Elastic Recoil - The Lung's Snap-Back
- The lung's intrinsic tendency to return to a resting state after being stretched during inspiration; a passive process that drives normal expiration.
- Key Components:
- Elastin & Collagen Fibers: Provide a structural "scaffold" that resists stretching.
- Surface Tension: The dominant force, generated by the thin fluid layer lining the alveoli, which naturally pulls inward.

- Recoil Pressure: Inversely related to compliance. $P_{recoil} = 1 / C_L$
- Clinical Significance:
- ↑ Recoil (Pulmonary Fibrosis): Stiff lungs; ↓ compliance.
- ↓ Recoil (Emphysema): Floppy lungs; ↑ compliance, leads to air trapping.
⭐ In emphysema, destruction of elastin fibers drastically reduces elastic recoil. This impairs the ability to exhale passively, leading to dynamic airway collapse, air trapping, and an increased residual volume (RV).
Recoil Factors - Tissues & Tension
-
Elastic recoil is the lung's intrinsic tendency to return to its resting volume after inspiration. It's the opposing force to compliance. Two primary factors contribute:
-
1. Lung Tissue Elasticity (~1/3rd of recoil):
- Elastin & Collagen Fibers: A meshwork within the lung parenchyma acts like a stretched rubber band, constantly pulling inward.
- Emphysema destroys elastin, leading to ↑compliance and ↓recoil.
-
2. Alveolar Surface Tension (~2/3rds of recoil):
- The thin fluid layer lining the alveoli creates surface tension, a force that pulls molecules together, collapsing the alveolus.
- Governed by the Law of Laplace: $P = 2T/r$
- P = Collapsing pressure
- T = Surface tension
- r = Alveolar radius
- This implies smaller alveoli have a greater tendency to collapse.
-

- Pulmonary Surfactant:
- A complex of dipalmitoylphosphatidylcholine (DPPC) produced by Type II pneumocytes.
- It disrupts the intermolecular forces of the fluid lining, which ↓ surface tension.
- This ↑ compliance and prevents alveolar collapse (atelectasis), especially in smaller alveoli.
⭐ High-Yield: Surface tension accounts for approximately two-thirds of the lung's total elastic recoil, making surfactant's role in reducing it critically important for normal breathing.
Pathology Pop-Quiz - Recoil Gone Wrong
-
Emphysema (COPD): ↓ Elastic Recoil
- Mechanism: Destruction of elastin fibers (e.g., via smoking-induced inflammation or α1-antitrypsin deficiency).
- Lungs become: Overly compliant, "floppy." Easy to inflate, but hard to deflate.
- Consequences: ↑ Total Lung Capacity (TLC), ↑ Functional Residual Capacity (FRC), ↑ Residual Volume (RV). Leads to air trapping.
- Clinical Sign: Barrel-chested appearance.
-
Pulmonary Fibrosis: ↑ Elastic Recoil
- Mechanism: Excessive deposition of collagen/fibrous tissue.
- Lungs become: Stiff, non-compliant. Hard to inflate.
- Consequences: ↓ TLC, ↓ FRC, ↓ RV. Lungs empty more completely.
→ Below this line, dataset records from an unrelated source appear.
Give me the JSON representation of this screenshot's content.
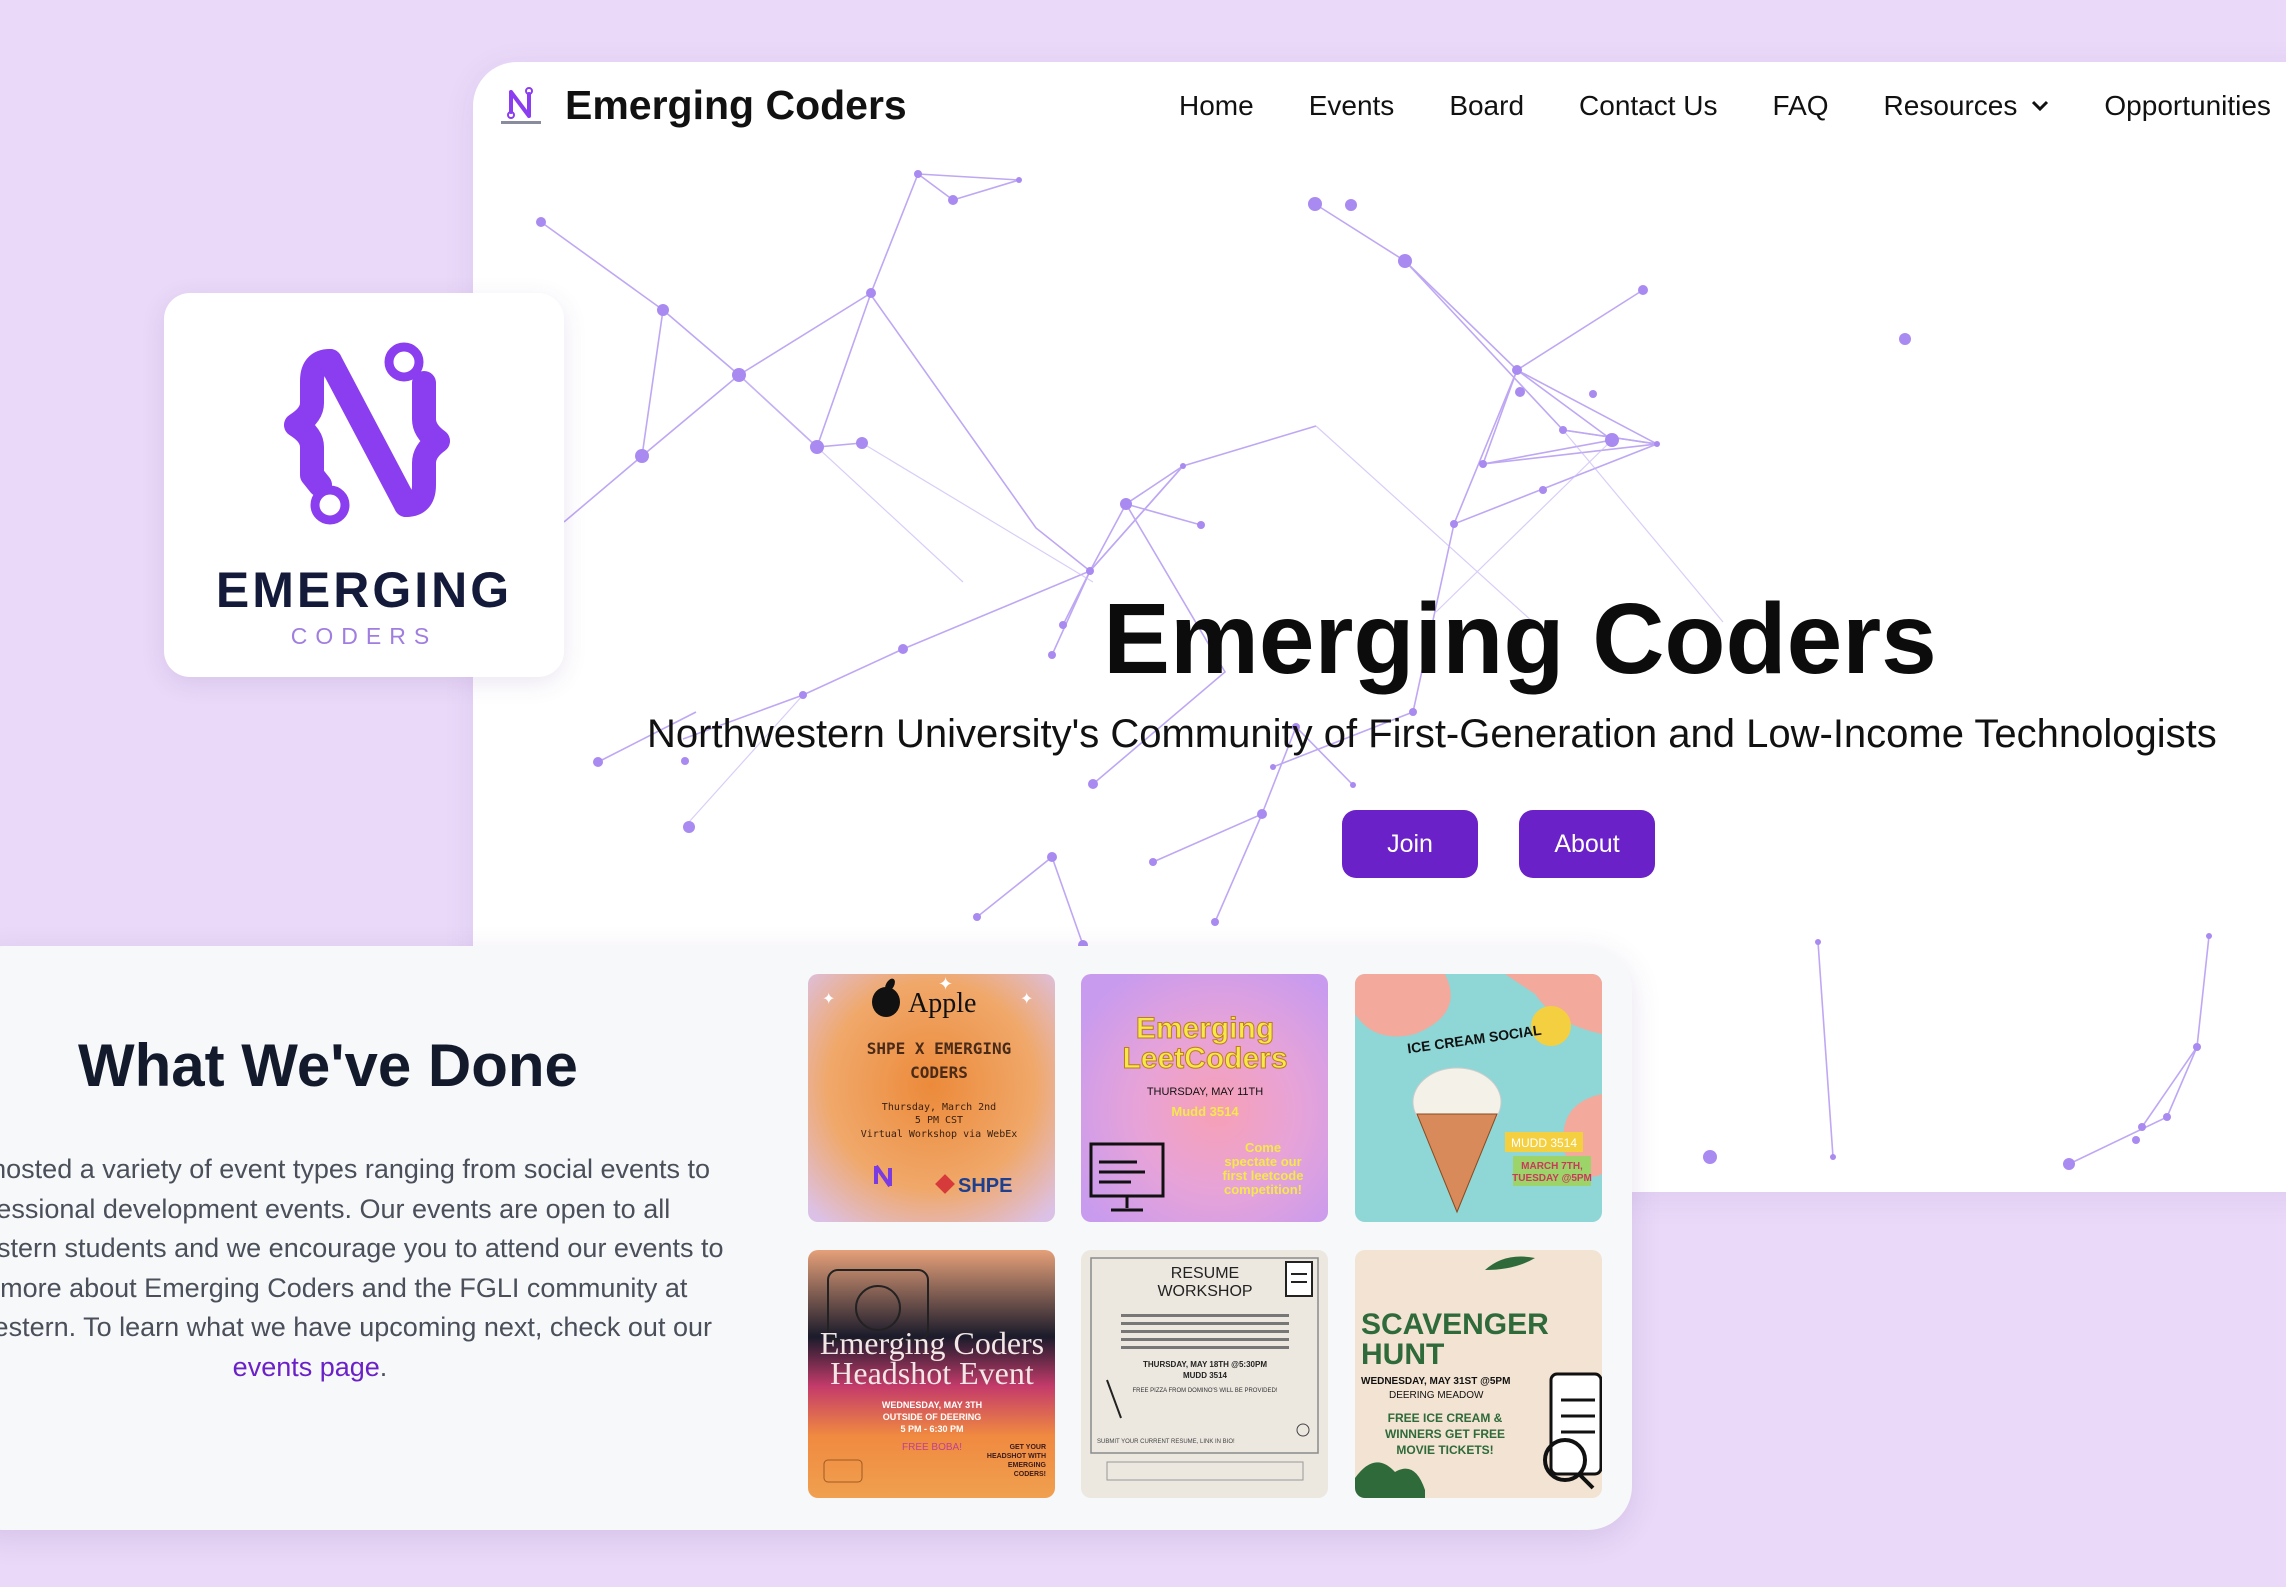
{
  "site": {
    "title": "Emerging Coders",
    "nav": [
      "Home",
      "Events",
      "Board",
      "Contact Us",
      "FAQ",
      "Resources",
      "Opportunities"
    ]
  },
  "hero": {
    "title": "Emerging Coders",
    "subtitle": "Northwestern University's Community of First-Generation and Low-Income Technologists",
    "join_label": "Join",
    "about_label": "About"
  },
  "logo_card": {
    "word": "EMERGING",
    "sub": "CODERS"
  },
  "done": {
    "title": "What We've Done",
    "text": "We've hosted a variety of event types ranging from social events to professional development events. Our events are open to all Northwestern students and we encourage you to attend our events to learn more about Emerging Coders and the FGLI community at Northwestern. To learn what we have upcoming next, check out our ",
    "link_label": "events page",
    "after_link": "."
  },
  "tiles": {
    "t1": {
      "brand": "Apple",
      "l1": "SHPE X EMERGING",
      "l2": "CODERS",
      "l3": "Thursday, March 2nd",
      "l4": "5 PM CST",
      "l5": "Virtual Workshop via WebEx",
      "partner": "SHPE"
    },
    "t2": {
      "l1": "Emerging",
      "l2": "LeetCoders",
      "l3": "THURSDAY, MAY 11TH",
      "l4": "Mudd 3514",
      "l5": "Come",
      "l6": "spectate our",
      "l7": "first leetcode",
      "l8": "competition!"
    },
    "t3": {
      "l1": "ICE CREAM SOCIAL",
      "l2": "MUDD 3514",
      "l3": "MARCH 7TH,",
      "l4": "TUESDAY @5PM"
    },
    "t4": {
      "l1": "Emerging Coders",
      "l2": "Headshot Event",
      "l3": "WEDNESDAY, MAY 3TH",
      "l4": "OUTSIDE OF DEERING",
      "l5": "5 PM - 6:30 PM",
      "l6": "FREE BOBA!",
      "l7": "GET YOUR",
      "l8": "HEADSHOT WITH",
      "l9": "EMERGING",
      "l10": "CODERS!"
    },
    "t5": {
      "l1": "RESUME",
      "l2": "WORKSHOP",
      "l3": "THURSDAY, MAY 18TH @5:30PM",
      "l4": "MUDD 3514",
      "l5": "FREE PIZZA FROM DOMINO'S WILL BE PROVIDED!",
      "l6": "SUBMIT YOUR CURRENT RESUME, LINK IN BIO!"
    },
    "t6": {
      "l1": "SCAVENGER",
      "l2": "HUNT",
      "l3": "WEDNESDAY, MAY 31ST @5PM",
      "l4": "DEERING MEADOW",
      "l5": "FREE ICE CREAM &",
      "l6": "WINNERS GET FREE",
      "l7": "MOVIE TICKETS!"
    }
  },
  "colors": {
    "background": "#ead9f8",
    "accent": "#6b21c8",
    "logo": "#8b3df0",
    "network": "#a98af0"
  },
  "icons": {
    "nav_logo": "emerging-coders-logo-icon",
    "dropdown": "chevron-down-icon"
  }
}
⭐ High-Yield: Alpha-1 antitrypsin (AAT) is a protease inhibitor that protects elastin in the lungs from neutrophil elastase. Deficiency leads to premature, panacinar emphysema because elastic recoil is destroyed unopposed.
High‑Yield Points - ⚡ Biggest Takeaways
- Elastic recoil is the lung's intrinsic tendency to deflate to its resting volume after being stretched.
- It is the primary opposing force to compliance; as recoil increases, compliance decreases.
- Key contributors are elastin fibers in the lung interstitium and surface tension at the alveolar air-water interface.
- Pulmonary surfactant opposes elastic recoil by reducing surface tension.
- In emphysema, elastin breakdown leads to ↓ elastic recoil, causing air trapping.
- Pulmonary fibrosis results in ↑ elastic recoil, restricting lung inflation.